Conspiraciones, fakes, reality-show, café sin cafeína, leche sin lactosa, blanqueamiento anal, códigos éticos empresariales, tetas de plástico... No, no estamos ante una invasión de nuevas formas de manipulación por parte de las élites. Algo de eso hay, claro, siempre lo hay... Pero esto se les ha ido de las manos a los expertos en mentiras. Las comunidades globales han decidido vivir en un mundo donde ya nada es verdadero, la verdad ya no tiene lugar, nadie la quiere. Nos escandalizamos porque hay universidades cuyo negocio consiste en venderles títulos a los políticos. Pero se nos olvida que llevamos tiempo diciéndoles a las universidades que no son rentables, que si se empeñan en ser lo que siempre fueron, es decir, instituciones para investigar y difundir lo verdadero, entonces no resultan útiles y deben ser privatizadas y barridas por el capitalismo. Bueno, pues aquí tenemos el capitalismo, quien paga manda.
Déjenme -ya que hablamos de los establecimientos educativos- que acabe esta reflexión sobre la posverdad con una pequeña historia de la que he sido testigo.
Tengo un compañero, el Profesor Calys, que viene siendo reiteradamente intimidado, acosado y maltratado por un inspector de educación. ¿Llega tarde a clase? ¿Juega al candy crash en el aula? ¿No tiene al día las reuniones de seminario? Nada de eso, es un profesional intachable.
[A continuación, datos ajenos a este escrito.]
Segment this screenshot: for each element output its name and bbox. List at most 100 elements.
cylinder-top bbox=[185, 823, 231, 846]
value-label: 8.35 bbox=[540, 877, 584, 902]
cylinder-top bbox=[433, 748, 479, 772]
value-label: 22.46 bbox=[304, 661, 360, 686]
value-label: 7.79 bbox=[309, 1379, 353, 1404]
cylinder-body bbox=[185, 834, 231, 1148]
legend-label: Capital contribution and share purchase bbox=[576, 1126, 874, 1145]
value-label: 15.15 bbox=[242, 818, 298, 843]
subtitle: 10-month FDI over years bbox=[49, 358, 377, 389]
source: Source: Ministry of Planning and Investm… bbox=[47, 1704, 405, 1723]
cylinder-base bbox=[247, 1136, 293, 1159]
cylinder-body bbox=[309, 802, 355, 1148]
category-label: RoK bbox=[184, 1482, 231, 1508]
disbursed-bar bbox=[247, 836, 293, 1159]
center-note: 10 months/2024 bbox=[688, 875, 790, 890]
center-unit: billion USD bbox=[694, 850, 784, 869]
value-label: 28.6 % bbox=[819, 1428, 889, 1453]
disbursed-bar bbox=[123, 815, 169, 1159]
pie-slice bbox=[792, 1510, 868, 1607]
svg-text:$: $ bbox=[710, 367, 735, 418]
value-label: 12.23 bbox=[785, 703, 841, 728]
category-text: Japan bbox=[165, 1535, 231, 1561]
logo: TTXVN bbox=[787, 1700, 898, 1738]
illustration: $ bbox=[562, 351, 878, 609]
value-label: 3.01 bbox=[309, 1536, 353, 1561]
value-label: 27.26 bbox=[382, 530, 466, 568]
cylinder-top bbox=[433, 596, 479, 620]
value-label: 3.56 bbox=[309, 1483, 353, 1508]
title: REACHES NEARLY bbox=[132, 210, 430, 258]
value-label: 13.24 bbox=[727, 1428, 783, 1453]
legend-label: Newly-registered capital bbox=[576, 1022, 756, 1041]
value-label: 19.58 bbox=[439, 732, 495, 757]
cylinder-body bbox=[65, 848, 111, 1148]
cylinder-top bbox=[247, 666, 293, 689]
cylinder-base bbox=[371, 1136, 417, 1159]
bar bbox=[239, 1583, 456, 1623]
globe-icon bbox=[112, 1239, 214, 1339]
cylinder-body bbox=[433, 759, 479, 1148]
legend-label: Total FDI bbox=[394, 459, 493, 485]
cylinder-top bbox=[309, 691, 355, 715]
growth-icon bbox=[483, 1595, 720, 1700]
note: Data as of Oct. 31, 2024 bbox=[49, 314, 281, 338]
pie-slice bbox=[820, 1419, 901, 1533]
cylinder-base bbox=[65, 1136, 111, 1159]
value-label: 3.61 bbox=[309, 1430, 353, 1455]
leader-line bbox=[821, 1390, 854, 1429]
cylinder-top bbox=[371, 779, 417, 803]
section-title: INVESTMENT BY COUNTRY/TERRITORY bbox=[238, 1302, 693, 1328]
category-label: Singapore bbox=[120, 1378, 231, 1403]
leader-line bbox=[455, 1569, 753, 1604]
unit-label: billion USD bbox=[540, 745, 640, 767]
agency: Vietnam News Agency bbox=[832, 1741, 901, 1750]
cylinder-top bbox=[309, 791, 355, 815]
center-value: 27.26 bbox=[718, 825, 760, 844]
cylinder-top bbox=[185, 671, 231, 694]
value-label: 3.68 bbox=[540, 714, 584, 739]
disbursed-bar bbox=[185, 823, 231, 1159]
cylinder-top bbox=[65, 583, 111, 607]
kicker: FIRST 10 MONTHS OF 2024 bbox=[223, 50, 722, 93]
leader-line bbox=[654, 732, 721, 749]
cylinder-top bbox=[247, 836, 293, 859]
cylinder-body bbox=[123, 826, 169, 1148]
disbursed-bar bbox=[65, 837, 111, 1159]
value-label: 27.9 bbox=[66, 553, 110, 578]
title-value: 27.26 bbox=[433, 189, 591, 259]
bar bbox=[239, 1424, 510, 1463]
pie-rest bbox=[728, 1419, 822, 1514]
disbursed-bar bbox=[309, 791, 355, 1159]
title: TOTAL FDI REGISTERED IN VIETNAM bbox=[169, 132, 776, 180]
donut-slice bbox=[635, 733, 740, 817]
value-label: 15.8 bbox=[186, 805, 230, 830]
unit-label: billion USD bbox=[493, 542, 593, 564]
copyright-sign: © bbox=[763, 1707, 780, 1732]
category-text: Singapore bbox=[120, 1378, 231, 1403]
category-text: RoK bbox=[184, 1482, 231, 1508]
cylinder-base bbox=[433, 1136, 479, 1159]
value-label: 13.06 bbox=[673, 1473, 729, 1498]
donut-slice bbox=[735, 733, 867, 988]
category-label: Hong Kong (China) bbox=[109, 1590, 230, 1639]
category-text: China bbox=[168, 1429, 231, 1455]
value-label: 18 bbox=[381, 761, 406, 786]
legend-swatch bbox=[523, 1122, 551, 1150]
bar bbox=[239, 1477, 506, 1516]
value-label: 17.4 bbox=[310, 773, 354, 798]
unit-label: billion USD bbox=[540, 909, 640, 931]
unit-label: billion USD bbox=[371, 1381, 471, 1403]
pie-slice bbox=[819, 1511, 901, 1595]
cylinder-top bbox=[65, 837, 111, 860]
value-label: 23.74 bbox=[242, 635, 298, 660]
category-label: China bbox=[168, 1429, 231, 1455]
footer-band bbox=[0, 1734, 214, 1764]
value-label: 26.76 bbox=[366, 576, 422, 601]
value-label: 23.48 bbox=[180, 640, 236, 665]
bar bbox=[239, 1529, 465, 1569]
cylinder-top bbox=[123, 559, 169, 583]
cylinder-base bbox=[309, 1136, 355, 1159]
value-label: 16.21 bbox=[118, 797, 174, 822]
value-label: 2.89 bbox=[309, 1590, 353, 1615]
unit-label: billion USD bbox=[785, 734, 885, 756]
El inspector le odia porque cada dos por tres aparece un alumno o la correspondiente familia presentándole reclamaciones por suspensos. Es un profesor duro, exige y exige mucho, cosa que los alumnos saben perfectamente cuando empiezan a dar clase con él. Si cree que no llegan les suspende, si sólo suspenden su asignatura no les aprueba para que no pierdan un año ni se compadece de ellos si sus progenitores le cuentan alguna historia lacrimógena para ablandarle.
Si se hiciera un concurso de popularidad es posible que suspendiera, porque ni siquiera es simpático ni gasta bromas en el aula. Para colmo viste formalmente y no suele poner vídeos de youtube ni lleva a los alumnos de excursión a Port Aventura.
Que padres y alumnos se declaren insatisfechos con la intransigencia de Calys no me sorprende. A mí me han montado numeritos alucinantes alumnos a los que puse un seis en vez del tres que merecían porque ellos creían merecerse un ocho. Son gajes del oficio. Lo que nunca antes había visto es que desde la institución educativa misma, en la persona de un inspector, se nos inste a entender que la satisfacción del cliente es lo prioritario, y que aquello de enseñar ciencias y "forzar" a los alumnos a que las aprendan -al menos si lo que quieren es pasar de curso- es una actitud de tipos desfasados y casposos, un rasgo de intransigencia y una forma de alimentar el fracaso escolar, algo que a los políticos les pone muy nerviosos. Siempre, cuando se menta este asunto, se me ocurre la misma broma: yo acabo con el fracaso escolar en un minuto, es decir, un diez para todos mis alumnos. Con eso acabaríamos no solo con el fracaso escolar sino con la institución escolar misma. Podríamos entonces parecernos más bien al Corte Inglés, que es a fin de cuentas de lo que se trata.
Bien pensado podríamos cambiarle el nombre a mi Instituto. Eliminar el casposo homenaje a uno de los grandes genios del arte local y sustituirlo por uno más ajustado al momento que vivimos: "El proyecto Tachán".